On 11 April 1918, after moving to Quinto di Treviso, the 91a Squadriglia acquired an additional tactical role in flying trench strafing mission. Italy's leading flying ace of the war Francesco Baracca would be killed flying such a sortie on 19 June 1918. Within a few days, King Victor Emmanuel III decreed that the squadron be renamed to honor the fallen ace. By 31 August, the squadron had 25 aircraft on strength, but only 16 pilots. The 91a Squadriglia would fight through war's end. It would claim 60 aerial victories for the war, while suffering six casualties.

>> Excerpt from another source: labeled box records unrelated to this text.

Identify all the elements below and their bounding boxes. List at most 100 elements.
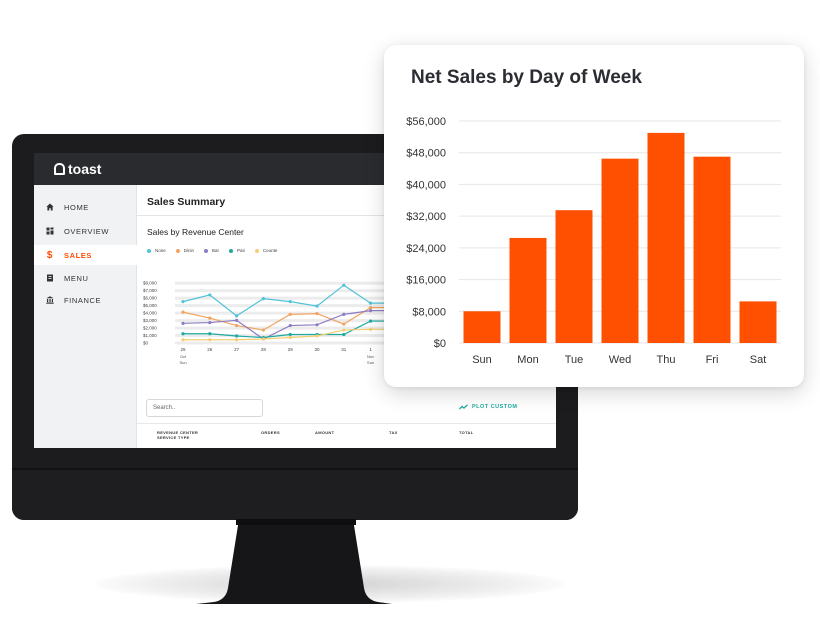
legend-item[interactable]: Bar: [204, 248, 219, 253]
series-point: [181, 321, 185, 325]
x-tick-sublabel: Sun: [367, 360, 374, 365]
x-tick-label: Thu: [657, 354, 676, 366]
legend-label: Counte: [262, 248, 278, 253]
series-point: [208, 338, 212, 342]
plot-custom-button[interactable]: PLOT CUSTOM: [459, 404, 517, 410]
legend-item[interactable]: Pati: [229, 248, 245, 253]
legend-item[interactable]: Counte: [254, 248, 278, 253]
sidebar: HOME OVERVIEW $ SALES MENU FINANCE: [34, 185, 137, 448]
series-point: [181, 300, 185, 304]
series-point: [208, 332, 212, 336]
toast-logo-icon: [54, 163, 65, 175]
legend-label: Pati: [237, 248, 245, 253]
bar-thu: [647, 132, 685, 343]
y-tick-label: $8,000: [143, 281, 157, 286]
y-tick-label: $0: [143, 341, 149, 346]
series-point: [208, 320, 212, 325]
series-point: [181, 332, 185, 336]
series-point: [235, 314, 239, 318]
table-header-tax[interactable]: TAX: [389, 430, 398, 435]
table-header-total[interactable]: TOTAL: [459, 430, 474, 435]
gridline: [175, 334, 429, 338]
x-tick-label: 27: [234, 347, 240, 352]
sidebar-item-label: SALES: [64, 250, 93, 260]
table-header-revenue-center[interactable]: REVENUE CENTER SERVICE TYPE: [157, 430, 199, 440]
y-tick-label: $40,000: [406, 179, 446, 191]
gridline: [175, 304, 429, 308]
page-title: Sales Summary: [147, 196, 226, 208]
x-tick-label: Sun: [472, 354, 492, 366]
legend-label: Dinin: [183, 248, 195, 253]
monitor-chin-line: [12, 468, 578, 470]
sidebar-item-sales[interactable]: $ SALES: [34, 245, 137, 265]
toast-logo[interactable]: toast: [54, 161, 101, 177]
series-point: [288, 335, 292, 340]
sidebar-item-finance[interactable]: FINANCE: [34, 290, 137, 310]
series-point: [315, 334, 319, 338]
gridline: [175, 311, 429, 315]
series-point: [369, 306, 373, 310]
series-point: [369, 301, 373, 305]
x-tick-label: 28: [261, 347, 267, 352]
net-sales-bar-chart: $0 $8,000 $16,000 $24,000 $32,000 $40,000 $48,…: [406, 116, 781, 366]
x-tick-sublabel: Oct: [180, 354, 187, 359]
gridline: [175, 319, 429, 323]
series-point: [369, 309, 373, 313]
sidebar-item-label: HOME: [64, 202, 89, 212]
gridline: [175, 326, 429, 330]
dollar-icon: $: [46, 249, 54, 261]
legend-item[interactable]: Dinin: [175, 248, 195, 253]
y-tick-label: $8,000: [412, 306, 446, 318]
x-tick-label: 29: [288, 347, 294, 352]
y-tick-label: $0: [434, 338, 446, 350]
series-point: [342, 312, 346, 316]
legend-label: Bar: [212, 248, 220, 253]
bar-sat: [739, 301, 777, 343]
sidebar-item-home[interactable]: HOME: [34, 197, 137, 217]
x-tick-label: 31: [341, 347, 347, 352]
x-tick-label: 1: [369, 347, 372, 352]
series-point: [235, 323, 239, 328]
series-point: [208, 293, 212, 297]
series-point: [342, 283, 346, 287]
series-point: [288, 312, 292, 316]
bar-mon: [509, 237, 547, 343]
series-point: [369, 319, 373, 323]
x-tick-label: 25: [180, 347, 186, 352]
series-point: [288, 300, 292, 304]
table-header-orders[interactable]: ORDERS: [261, 430, 280, 435]
search-input[interactable]: Search..: [146, 399, 263, 417]
gridline: [175, 281, 429, 285]
legend-swatch: [147, 248, 151, 253]
x-tick-sublabel: Nov: [367, 354, 374, 359]
bar-sun: [463, 311, 501, 343]
x-tick-label: Tue: [565, 354, 584, 366]
sidebar-item-overview[interactable]: OVERVIEW: [34, 221, 137, 241]
sidebar-item-label: OVERVIEW: [64, 226, 110, 236]
x-tick-label: Mon: [517, 354, 538, 366]
gridline: [175, 289, 429, 293]
series-point: [369, 327, 373, 331]
y-tick-label: $3,000: [143, 318, 157, 323]
sidebar-item-label: FINANCE: [64, 295, 102, 305]
monitor-shadow: [95, 565, 565, 603]
y-tick-label: $1,000: [143, 333, 157, 338]
y-tick-label: $5,000: [143, 303, 157, 308]
series-point: [261, 337, 265, 341]
legend-item[interactable]: None: [147, 248, 166, 253]
y-tick-label: $32,000: [406, 211, 446, 223]
plot-custom-label: PLOT CUSTOM: [472, 404, 518, 410]
series-point: [181, 338, 185, 342]
sales-by-revenue-center-chart: $8,000 $7,000 $6,000 $5,000 $4,000 $3,000 $2,0…: [143, 281, 429, 365]
table-header-amount[interactable]: AMOUNT: [315, 430, 335, 435]
monitor-chin: [12, 470, 578, 520]
mini-chart-legend: None Dinin Bar Pati Counte: [147, 248, 277, 253]
legend-label: None: [155, 248, 166, 253]
x-tick-label: 26: [207, 347, 213, 352]
series-point: [235, 338, 239, 342]
series-point: [208, 316, 212, 320]
sidebar-item-menu[interactable]: MENU: [34, 268, 137, 288]
series-point: [315, 323, 319, 327]
card-title: Net Sales by Day of Week: [411, 67, 642, 88]
sidebar-item-label: MENU: [64, 273, 89, 283]
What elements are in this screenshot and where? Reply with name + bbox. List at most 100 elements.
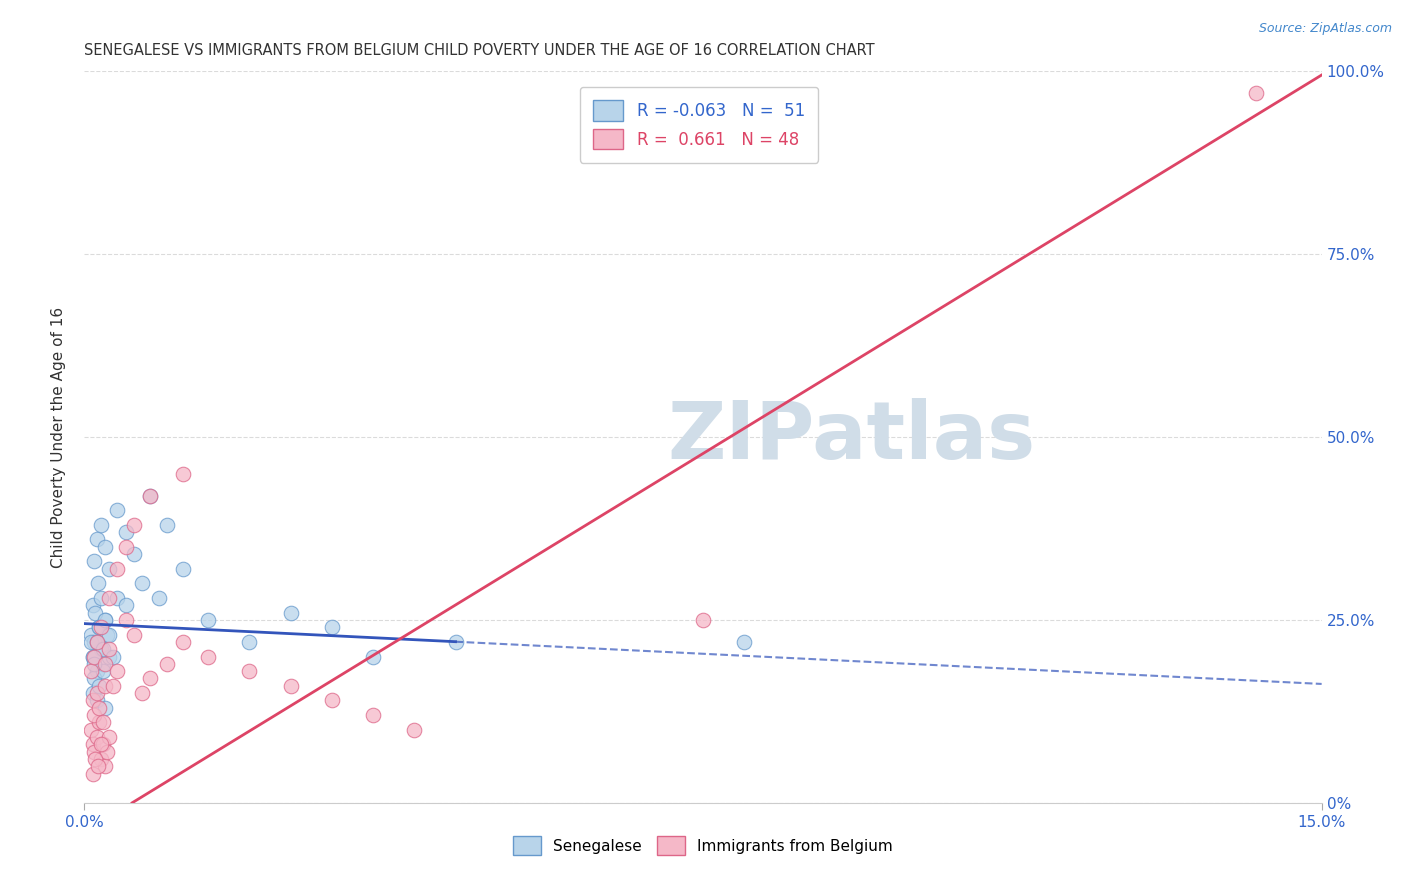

In the twenty-first century, since 2010 the 91st squadron has been, with the 10th group, under the 36th Wing, on the air base of Gioia del Colle, and operates with Eurofighter Typhoon fighters. In 1971, one of the four squadron badges chosen to create the coat of arms of the Air Force was the 91st, in the right upper quadrant there is a red rampant griff on a silvery background.

==Commanding officers==
- Maggiore Guido Tacchini: 1 May 1917-5 June 1917
- Francesco Baracca: 6 June 1917
- Bartolomeo Costantini: 24 December 1917 - 24 January 1918
- Francesco Baracca: 24 January 1918 - KIA 19 June 1918
- Fulco Ruffo di Calabria: 21 June 1918 - 18 September 1918
- Ferruccio Ranza: 18 September 1918 through war's end

==Duty stations==
- Santa Caterina: 1 May 1917
- Istrana: 6 June 1917
- Santa Caterina: 29 June 1917
- La Comina: ca November 1917
- Arcade, Italy: ca November 1917
- Padua: ca November 1917
- Quinto di Treviso: 11 April 1918

==Notable members==
Nine aces scored at least five of their victories while flying with 91a Squadriglia.
- Francesco Baracca (KIA)
- Pier Ruggero Piccio
- Fulco Ruffo di Calabria
- Ferruccio Ranza
- Bartolomeo Costantini
- Gastone Novelli
- Giorgio Pessi
- Giovanni Sabelli (KIA)
- Cesare Magistrini

==Aircraft==
Squadron insignia was a black griffon, although this was sometimes supplemented by other personal markings of the individual pilot.